With the average return flight from Heathrow to New York producing an estimated 1.54 tonnes of CO2 per person, according to carbon trading firm Climate Care, and the government recently committing to reducing corporate carbon levels by 12.5 percent from last year’s level by 2012, pressure is mounting on UK companies to reduce the amount of greenhouse gases produced by business travel.
As a result firms are increasingly turning to web conferencing technology to replace face-to-face meetings and car and air travel, which is also generating significant cost and time savings.
One company that has embraced the technology is Lex Vehicle Leasing, which runs video conferences using technology from collaborative software specialist Polycom.
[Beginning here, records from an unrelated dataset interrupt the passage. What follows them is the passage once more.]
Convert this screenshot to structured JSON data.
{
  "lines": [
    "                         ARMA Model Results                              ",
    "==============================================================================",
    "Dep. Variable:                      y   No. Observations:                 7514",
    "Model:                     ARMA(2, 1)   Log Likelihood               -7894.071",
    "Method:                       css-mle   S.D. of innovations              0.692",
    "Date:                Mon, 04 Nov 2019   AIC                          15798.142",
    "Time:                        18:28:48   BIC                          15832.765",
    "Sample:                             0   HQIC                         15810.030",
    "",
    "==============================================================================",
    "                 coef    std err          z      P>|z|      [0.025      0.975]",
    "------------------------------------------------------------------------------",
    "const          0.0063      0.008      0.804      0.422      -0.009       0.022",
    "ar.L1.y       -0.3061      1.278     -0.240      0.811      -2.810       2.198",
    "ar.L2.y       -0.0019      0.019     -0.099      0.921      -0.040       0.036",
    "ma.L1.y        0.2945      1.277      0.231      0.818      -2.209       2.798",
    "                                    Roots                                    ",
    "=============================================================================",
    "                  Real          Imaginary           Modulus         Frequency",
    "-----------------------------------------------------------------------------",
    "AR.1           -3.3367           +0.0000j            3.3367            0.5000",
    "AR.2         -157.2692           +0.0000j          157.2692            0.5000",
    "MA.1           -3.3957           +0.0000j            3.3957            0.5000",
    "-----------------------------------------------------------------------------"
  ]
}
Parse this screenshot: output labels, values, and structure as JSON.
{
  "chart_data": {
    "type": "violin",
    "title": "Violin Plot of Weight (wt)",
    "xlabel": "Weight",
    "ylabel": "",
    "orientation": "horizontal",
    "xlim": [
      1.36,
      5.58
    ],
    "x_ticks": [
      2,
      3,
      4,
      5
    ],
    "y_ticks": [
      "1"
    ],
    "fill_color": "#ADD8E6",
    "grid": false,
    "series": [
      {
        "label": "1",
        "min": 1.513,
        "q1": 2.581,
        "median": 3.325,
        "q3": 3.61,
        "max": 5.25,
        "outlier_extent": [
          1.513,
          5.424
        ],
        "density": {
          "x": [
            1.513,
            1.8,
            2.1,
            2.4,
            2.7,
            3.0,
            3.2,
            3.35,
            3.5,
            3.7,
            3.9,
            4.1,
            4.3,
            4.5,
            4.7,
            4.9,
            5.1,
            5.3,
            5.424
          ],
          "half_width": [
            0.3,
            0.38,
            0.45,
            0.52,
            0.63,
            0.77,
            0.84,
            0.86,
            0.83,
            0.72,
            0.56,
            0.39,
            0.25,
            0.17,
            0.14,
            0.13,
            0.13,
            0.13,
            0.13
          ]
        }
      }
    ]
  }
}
It calculated that last year its video conferencing saved 377,745 road miles and 11,804 gallons of petrol, which meant 115 tonnes of CO2 was not pumped into the atmosphere.
The other benefits were that staff spent an extra 7,538 hours at their desks,
which they would otherwise have spent on the road, and overall the firm saved
£185,118.
“As a vehicle leasing company we have a responsibility to show that where it is
possible to reduce our environmental impact we do so,” said Helen Counsell,
quality environment manager at Lex Vehicle Leasing. “We made a conscious
decision to work to limit business journeys and we are seeing bottom line
benefits as a result.”
Though the company originally planned web conferences for internal meetings only it has extended their use. “We now use it with partners in India and are rolling it out to talk to customers,” said Counsell. “We’re getting a good reaction, with a lot of customers surprised by how much the technology has moved on since they first looked at it five years ago.”
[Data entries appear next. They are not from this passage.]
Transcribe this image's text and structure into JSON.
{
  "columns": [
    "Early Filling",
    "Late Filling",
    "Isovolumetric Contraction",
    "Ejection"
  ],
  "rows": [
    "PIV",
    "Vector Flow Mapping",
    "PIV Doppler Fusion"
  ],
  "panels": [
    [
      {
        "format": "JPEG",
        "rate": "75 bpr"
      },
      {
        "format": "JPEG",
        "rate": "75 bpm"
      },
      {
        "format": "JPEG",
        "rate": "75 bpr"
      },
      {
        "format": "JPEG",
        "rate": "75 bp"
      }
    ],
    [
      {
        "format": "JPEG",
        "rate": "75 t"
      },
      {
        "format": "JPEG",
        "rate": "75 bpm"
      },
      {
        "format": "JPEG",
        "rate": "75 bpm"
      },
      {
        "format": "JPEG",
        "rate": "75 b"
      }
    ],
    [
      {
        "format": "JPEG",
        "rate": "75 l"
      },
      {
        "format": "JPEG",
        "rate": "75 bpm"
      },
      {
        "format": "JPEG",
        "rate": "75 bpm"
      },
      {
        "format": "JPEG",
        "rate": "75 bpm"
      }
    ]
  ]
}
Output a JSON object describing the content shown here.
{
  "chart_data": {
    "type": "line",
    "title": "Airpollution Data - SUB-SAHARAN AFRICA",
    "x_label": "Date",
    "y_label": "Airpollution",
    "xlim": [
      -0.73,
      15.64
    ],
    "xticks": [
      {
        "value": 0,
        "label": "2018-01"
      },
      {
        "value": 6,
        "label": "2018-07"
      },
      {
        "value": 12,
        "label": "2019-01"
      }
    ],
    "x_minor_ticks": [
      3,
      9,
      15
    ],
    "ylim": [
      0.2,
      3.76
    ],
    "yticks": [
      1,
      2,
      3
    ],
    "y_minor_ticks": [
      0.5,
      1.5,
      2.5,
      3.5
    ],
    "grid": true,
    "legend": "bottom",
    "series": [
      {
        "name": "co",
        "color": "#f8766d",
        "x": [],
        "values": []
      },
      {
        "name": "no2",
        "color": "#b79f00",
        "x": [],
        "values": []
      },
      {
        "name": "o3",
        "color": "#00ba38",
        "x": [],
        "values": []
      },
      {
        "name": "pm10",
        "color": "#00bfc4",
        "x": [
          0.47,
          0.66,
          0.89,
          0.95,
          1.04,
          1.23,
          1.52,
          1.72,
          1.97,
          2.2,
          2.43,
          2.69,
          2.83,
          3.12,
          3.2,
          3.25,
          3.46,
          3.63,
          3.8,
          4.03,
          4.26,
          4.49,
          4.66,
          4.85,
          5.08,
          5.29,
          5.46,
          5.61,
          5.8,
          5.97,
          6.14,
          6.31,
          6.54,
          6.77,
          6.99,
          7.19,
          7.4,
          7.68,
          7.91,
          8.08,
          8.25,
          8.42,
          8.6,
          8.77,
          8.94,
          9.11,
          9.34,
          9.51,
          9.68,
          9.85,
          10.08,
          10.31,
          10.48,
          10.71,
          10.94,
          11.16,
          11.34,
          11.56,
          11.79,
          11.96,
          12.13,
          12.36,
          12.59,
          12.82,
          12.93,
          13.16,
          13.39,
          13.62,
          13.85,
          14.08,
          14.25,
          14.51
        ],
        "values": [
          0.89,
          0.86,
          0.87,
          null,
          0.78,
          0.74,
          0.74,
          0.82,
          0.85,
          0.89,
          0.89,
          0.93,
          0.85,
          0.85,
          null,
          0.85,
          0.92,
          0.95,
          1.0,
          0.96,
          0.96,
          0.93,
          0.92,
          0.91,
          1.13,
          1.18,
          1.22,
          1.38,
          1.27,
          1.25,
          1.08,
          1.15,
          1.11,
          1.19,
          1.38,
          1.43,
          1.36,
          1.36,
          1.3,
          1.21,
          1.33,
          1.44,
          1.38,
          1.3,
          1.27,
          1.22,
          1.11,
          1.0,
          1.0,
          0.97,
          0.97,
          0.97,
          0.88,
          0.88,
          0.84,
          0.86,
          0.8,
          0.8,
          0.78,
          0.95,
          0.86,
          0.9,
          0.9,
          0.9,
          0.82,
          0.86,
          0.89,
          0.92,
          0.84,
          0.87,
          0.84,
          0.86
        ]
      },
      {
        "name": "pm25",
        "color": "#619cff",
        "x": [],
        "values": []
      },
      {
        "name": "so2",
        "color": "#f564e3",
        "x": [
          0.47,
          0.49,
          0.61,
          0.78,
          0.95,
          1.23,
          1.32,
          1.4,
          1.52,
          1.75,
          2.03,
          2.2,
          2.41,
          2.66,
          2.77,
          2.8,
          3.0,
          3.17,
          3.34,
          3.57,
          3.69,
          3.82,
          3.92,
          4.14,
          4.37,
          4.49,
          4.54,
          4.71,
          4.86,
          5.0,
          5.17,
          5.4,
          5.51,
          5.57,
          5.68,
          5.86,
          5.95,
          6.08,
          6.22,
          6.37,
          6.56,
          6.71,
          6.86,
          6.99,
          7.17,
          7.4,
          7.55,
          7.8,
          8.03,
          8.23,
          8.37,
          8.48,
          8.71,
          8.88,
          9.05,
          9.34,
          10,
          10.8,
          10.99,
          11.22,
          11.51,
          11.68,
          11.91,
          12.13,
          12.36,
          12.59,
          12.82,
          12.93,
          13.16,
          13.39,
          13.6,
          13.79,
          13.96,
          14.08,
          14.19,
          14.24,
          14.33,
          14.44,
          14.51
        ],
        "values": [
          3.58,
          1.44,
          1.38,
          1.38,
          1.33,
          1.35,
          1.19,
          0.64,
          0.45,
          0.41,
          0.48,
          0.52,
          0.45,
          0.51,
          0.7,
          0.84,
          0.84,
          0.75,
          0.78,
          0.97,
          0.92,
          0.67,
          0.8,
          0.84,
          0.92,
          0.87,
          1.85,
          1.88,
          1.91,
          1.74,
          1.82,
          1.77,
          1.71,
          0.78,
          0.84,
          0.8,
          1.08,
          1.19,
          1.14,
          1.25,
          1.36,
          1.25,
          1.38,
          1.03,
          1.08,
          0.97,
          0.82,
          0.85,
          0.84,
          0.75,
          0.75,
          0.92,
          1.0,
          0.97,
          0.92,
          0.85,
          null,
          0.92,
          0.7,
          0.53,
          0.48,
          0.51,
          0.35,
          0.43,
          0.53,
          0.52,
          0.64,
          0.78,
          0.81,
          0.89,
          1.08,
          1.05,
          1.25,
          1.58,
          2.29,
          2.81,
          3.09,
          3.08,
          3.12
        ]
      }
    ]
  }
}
Similarly, Purple Insight, a startup vendor of data mining software, has found that its customers too are increasingly inclined to accept web conferences as a replacement for physical meetings. The firm uses WebEx web conferences throughout the early stages of the sales cycle, and staff only travel to meet customers as negotiations progress, said Rob Jenkins of Purple Insight.
People are increasingly coming round to this way of doing business, according to Jenkins, and not least because of the environmental savings. “Customers certainly wouldn’t be very impressed if I said, ‘Can we do a web conference as it saves me money?’” he admitted. “But as they now accept that this is also helping to reduce carbon emissions they are much more open to the idea.”
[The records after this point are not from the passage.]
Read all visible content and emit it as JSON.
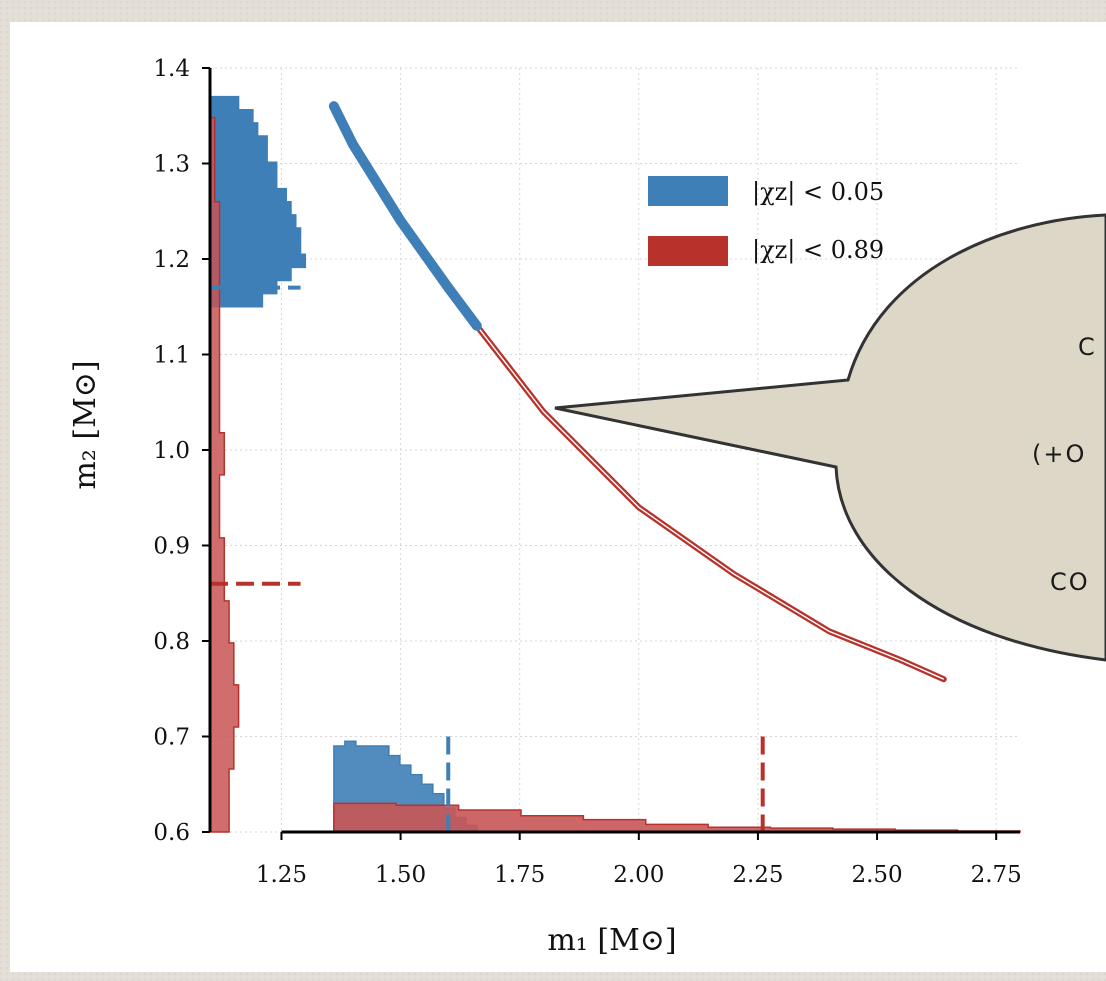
{
  "colors": {
    "blue": "#3f7fb8",
    "red": "#b8322c",
    "red_fill": "#c85555",
    "purple_overlap": "#8a3a48",
    "bubble_fill": "#ddd7c8",
    "bubble_stroke": "#333333"
  },
  "bubble": {
    "lines": [
      "C",
      "(+O",
      "CO"
    ]
  },
  "chart_data": {
    "type": "scatter",
    "xlabel": "m₁ [M⊙]",
    "ylabel": "m₂ [M⊙]",
    "xlim": [
      1.1,
      2.8
    ],
    "ylim": [
      0.6,
      1.4
    ],
    "x_ticks": [
      "1.25",
      "1.50",
      "1.75",
      "2.00",
      "2.25",
      "2.50",
      "2.75"
    ],
    "y_ticks": [
      "0.6",
      "0.7",
      "0.8",
      "0.9",
      "1.0",
      "1.1",
      "1.2",
      "1.3",
      "1.4"
    ],
    "grid": true,
    "legend_position": "top-right",
    "legend": [
      "|χz| < 0.05",
      "|χz| < 0.89"
    ],
    "series": [
      {
        "name": "|χz| < 0.05",
        "color": "#3f7fb8",
        "curve_x": [
          1.36,
          1.4,
          1.45,
          1.5,
          1.55,
          1.6,
          1.66
        ],
        "curve_y": [
          1.36,
          1.32,
          1.28,
          1.24,
          1.205,
          1.17,
          1.13
        ],
        "m1_hist": [
          0.69,
          0.695,
          0.69,
          0.69,
          0.69,
          0.68,
          0.67,
          0.66,
          0.65,
          0.64,
          0.625,
          0.615,
          0.607
        ],
        "m1_hist_range": [
          1.36,
          1.66
        ],
        "m1_median": 1.6,
        "m2_hist": [
          1.21,
          1.24,
          1.27,
          1.3,
          1.29,
          1.29,
          1.28,
          1.27,
          1.26,
          1.24,
          1.24,
          1.22,
          1.22,
          1.2,
          1.19,
          1.16
        ],
        "m2_hist_range": [
          1.15,
          1.37
        ],
        "m2_median": 1.17
      },
      {
        "name": "|χz| < 0.89",
        "color": "#b8322c",
        "curve_x": [
          1.66,
          1.8,
          2.0,
          2.2,
          2.4,
          2.55,
          2.64
        ],
        "curve_y": [
          1.13,
          1.04,
          0.94,
          0.87,
          0.81,
          0.78,
          0.76
        ],
        "m1_hist": [
          0.63,
          0.628,
          0.623,
          0.617,
          0.613,
          0.608,
          0.605,
          0.604,
          0.603,
          0.602,
          0.601
        ],
        "m1_hist_range": [
          1.36,
          2.8
        ],
        "m1_median": 2.26,
        "m2_hist": [
          1.14,
          1.14,
          1.14,
          1.15,
          1.15,
          1.16,
          1.16,
          1.15,
          1.15,
          1.14,
          1.14,
          1.13,
          1.13,
          1.13,
          1.12,
          1.12,
          1.12,
          1.13,
          1.13,
          1.12,
          1.12,
          1.12,
          1.12,
          1.12,
          1.12,
          1.12,
          1.12,
          1.12,
          1.12,
          1.12,
          1.11,
          1.11,
          1.11,
          1.11,
          1.1
        ],
        "m2_hist_range": [
          0.6,
          1.37
        ],
        "m2_median": 0.86
      }
    ]
  }
}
But though the environmental factor is giving web conferences a good name, it is the more traditional business benefits that are driving adoption, according to Ray McGroarty, director for Solutions and Product Management at Polycom. “It is the bottom line gains that drive the initial decision,” McGroarty said. “A lot of firms have realised they can save a lot of money by no longer having executives taking a two-day trip to the US for a half-day meeting when they can do it through a video conference instead.”
It is this financial argument that IT directors should use to encourage business managers to back web conferencing, according to Counsell. “The green benefits are great in terms of limiting pollution, but you have to demonstrate the bottom line gains,” she said.